Afterward he left for Europe to stay with his mother. He was educated at the Friedrich-Wilhelms-Universität (in Berlin) from 1890 to 1895. While in Europe he visited England, Switzerland, Italy, and Russia. Among luminaries he met were Leo Tolstoy and Henrik Ibsen.

It was while in St. Petersburg that he first took place in a police raid. Shortly after returning to the United States in 1898, he received an invitation from railroad executive L. F. Loree to return to tramping and spy on the tramps using the railroad, as well as the private policemen who were supposed to be enforcing the anti-tramp rules. After a month of this, he decided he could do the job while riding in comfort as a passenger.

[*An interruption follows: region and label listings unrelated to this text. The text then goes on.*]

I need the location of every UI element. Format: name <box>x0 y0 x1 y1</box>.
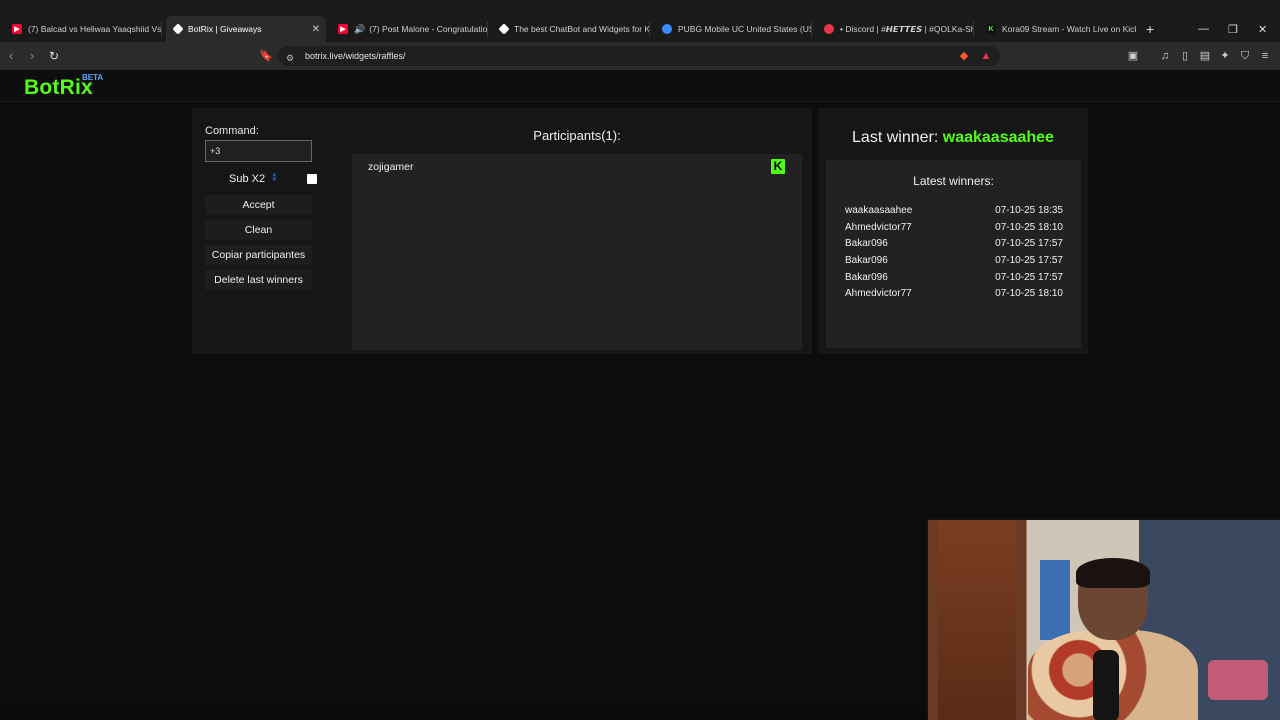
url-text[interactable]: botrix.live/widgets/raffles/ <box>305 51 405 61</box>
webcam-door <box>938 520 1016 720</box>
brave-rewards-icon[interactable]: ▲ <box>979 49 993 63</box>
info-icon: ⁑ <box>272 173 277 183</box>
winner-name: Bakar096 <box>845 272 888 283</box>
clean-button[interactable]: Clean <box>205 220 312 240</box>
winner-date: 07-10-25 17:57 <box>995 238 1063 249</box>
accept-button[interactable]: Accept <box>205 195 312 215</box>
botrix-icon <box>172 23 184 35</box>
kick-icon: K <box>986 24 996 34</box>
pubg-icon <box>662 24 672 34</box>
last-winner-heading: Last winner: waakaasaahee <box>818 129 1088 147</box>
vpn-icon[interactable]: ⛉ <box>1238 49 1252 63</box>
sub-x2-label: Sub X2 <box>229 173 266 185</box>
music-icon[interactable]: ♫ <box>1158 49 1172 63</box>
winner-date: 07-10-25 18:35 <box>995 205 1063 216</box>
tab-label: PUBG Mobile UC United States (USA <box>678 24 812 34</box>
winner-row: waakaasaahee 07-10-25 18:35 <box>845 205 1063 220</box>
app-header <box>0 70 1280 102</box>
winner-row: Bakar096 07-10-25 17:57 <box>845 255 1063 270</box>
webcam-overlay <box>926 518 1280 720</box>
tab-separator <box>811 22 812 36</box>
reload-icon[interactable]: ↻ <box>49 48 59 64</box>
tab-label: (7) Post Malone - Congratulation <box>369 24 488 34</box>
latest-winners-title: Latest winners: <box>913 174 994 188</box>
beta-badge: BETA <box>82 73 104 82</box>
tab-strip: ▶ (7) Balcad vs Heliwaa Yaaqshiid Vs D B… <box>0 0 1280 42</box>
participants-list <box>352 154 802 350</box>
command-label: Command: <box>205 125 259 137</box>
youtube-icon: ▶ <box>12 24 22 34</box>
speaker-icon[interactable]: 🔊 <box>354 24 365 35</box>
close-window-icon[interactable]: ✕ <box>1258 16 1267 42</box>
last-winner-name: waakaasaahee <box>942 129 1054 146</box>
webcam-pillow <box>1208 660 1268 700</box>
tab-kick-kora09[interactable]: K Kora09 Stream - Watch Live on Kick <box>978 16 1136 42</box>
tab-separator <box>487 22 488 36</box>
last-winner-label: Last winner: <box>852 129 939 146</box>
winner-name: Bakar096 <box>845 238 888 249</box>
tab-label: • Discord | #𝙃𝙀𝙏𝙏𝙀𝙎 | #QOLKa-Shaaftada-ؤ <box>840 23 974 34</box>
winner-date: 07-10-25 18:10 <box>995 288 1063 299</box>
youtube-icon: ▶ <box>338 24 348 34</box>
tab-separator <box>649 22 650 36</box>
tab-discord[interactable]: • Discord | #𝙃𝙀𝙏𝙏𝙀𝙎 | #QOLKa-Shaaftada-ؤ <box>816 16 974 42</box>
winner-name: Ahmedvictor77 <box>845 222 912 233</box>
participants-title: Participants(1): <box>533 128 621 143</box>
winner-name: Bakar096 <box>845 255 888 266</box>
tab-botrix-giveaways[interactable]: BotRix | Giveaways ✕ <box>166 16 326 42</box>
command-input[interactable] <box>205 140 312 162</box>
tab-label: BotRix | Giveaways <box>188 24 262 34</box>
tab-youtube-postmalone[interactable]: ▶ 🔊 (7) Post Malone - Congratulation <box>330 16 488 42</box>
sidebar-icon[interactable]: ▯ <box>1178 49 1192 63</box>
latest-winners-box <box>826 160 1081 348</box>
tab-botrix-chatbot[interactable]: The best ChatBot and Widgets for K <box>492 16 650 42</box>
tab-label: Kora09 Stream - Watch Live on Kick <box>1002 24 1136 34</box>
winner-date: 07-10-25 18:10 <box>995 222 1063 233</box>
winner-row: Bakar096 07-10-25 17:57 <box>845 272 1063 287</box>
winner-name: waakaasaahee <box>845 205 913 216</box>
microphone <box>1093 650 1119 720</box>
back-icon[interactable]: ‹ <box>9 48 13 64</box>
minimize-icon[interactable]: — <box>1198 16 1209 42</box>
tab-label: The best ChatBot and Widgets for K <box>514 24 650 34</box>
restore-icon[interactable]: ❐ <box>1228 16 1238 42</box>
copy-participants-button[interactable]: Copiar participantes <box>205 245 312 265</box>
tab-separator <box>161 22 162 36</box>
winner-row: Bakar096 07-10-25 17:57 <box>845 238 1063 253</box>
winner-date: 07-10-25 17:57 <box>995 272 1063 283</box>
brave-shields-icon[interactable]: ◆ <box>957 49 971 63</box>
close-icon[interactable]: ✕ <box>312 24 320 35</box>
webcam-wall-frame <box>1040 560 1070 640</box>
menu-icon[interactable]: ≡ <box>1258 49 1272 63</box>
delete-last-winners-button[interactable]: Delete last winners <box>205 270 312 290</box>
tab-separator <box>973 22 974 36</box>
bottom-strip <box>0 706 926 720</box>
winner-row: Ahmedvictor77 07-10-25 18:10 <box>845 288 1063 303</box>
botrix-icon <box>498 23 510 35</box>
address-toolbar: ‹ › ↻ 🔖 ⚙ botrix.live/widgets/raffles/ ◆… <box>0 42 1280 70</box>
leo-ai-icon[interactable]: ✦ <box>1218 49 1232 63</box>
participant-name[interactable]: zojigamer <box>368 161 414 173</box>
tab-label: (7) Balcad vs Heliwaa Yaaqshiid Vs D <box>28 24 162 34</box>
bookmark-icon[interactable]: 🔖 <box>259 48 273 64</box>
site-info-icon[interactable]: ⚙ <box>286 50 294 66</box>
winner-date: 07-10-25 17:57 <box>995 255 1063 266</box>
kick-icon: K <box>771 159 785 174</box>
wallet-icon[interactable]: ▤ <box>1198 49 1212 63</box>
sub-x2-checkbox[interactable] <box>307 174 317 184</box>
tab-pubg[interactable]: PUBG Mobile UC United States (USA <box>654 16 812 42</box>
discord-icon <box>824 24 834 34</box>
tab-search-icon[interactable]: ▣ <box>1126 49 1140 63</box>
tab-youtube-balcad[interactable]: ▶ (7) Balcad vs Heliwaa Yaaqshiid Vs D <box>4 16 162 42</box>
new-tab-button[interactable]: + <box>1146 16 1154 42</box>
forward-icon[interactable]: › <box>30 48 34 64</box>
webcam-person-hair <box>1076 558 1150 588</box>
winner-row: Ahmedvictor77 07-10-25 18:10 <box>845 222 1063 237</box>
winner-name: Ahmedvictor77 <box>845 288 912 299</box>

After several years of experience as a vagrant, he had published Tramping with Tramps in 1899, a picaresque study. His further works dealing with the lower and criminal classes include The Powers that Prey (1900), a collection of short stories written in collaboration with Alfred Hodder (writing pseudonymously as Francis Walton), Notes of an Itinerant Policeman (1900), The World of Graft (1901), a volume of short stories, and The Little Brother (1902), his only sustained attempt in fiction. His name is perpetuated in the annals of fiction as the dedicatee of Jack London's The Road.

Willard had been a heavy smoker since the age of nine and a long-time alcoholic. At age thirty-seven he contracted pneumonia. He was in Chicago for Cosmopolitan, working on a story about pool gambling when he fell ill, locked himself in a hotel room, and stayed until he died on January 20, 1907. He was buried at Rosehill Cemetery.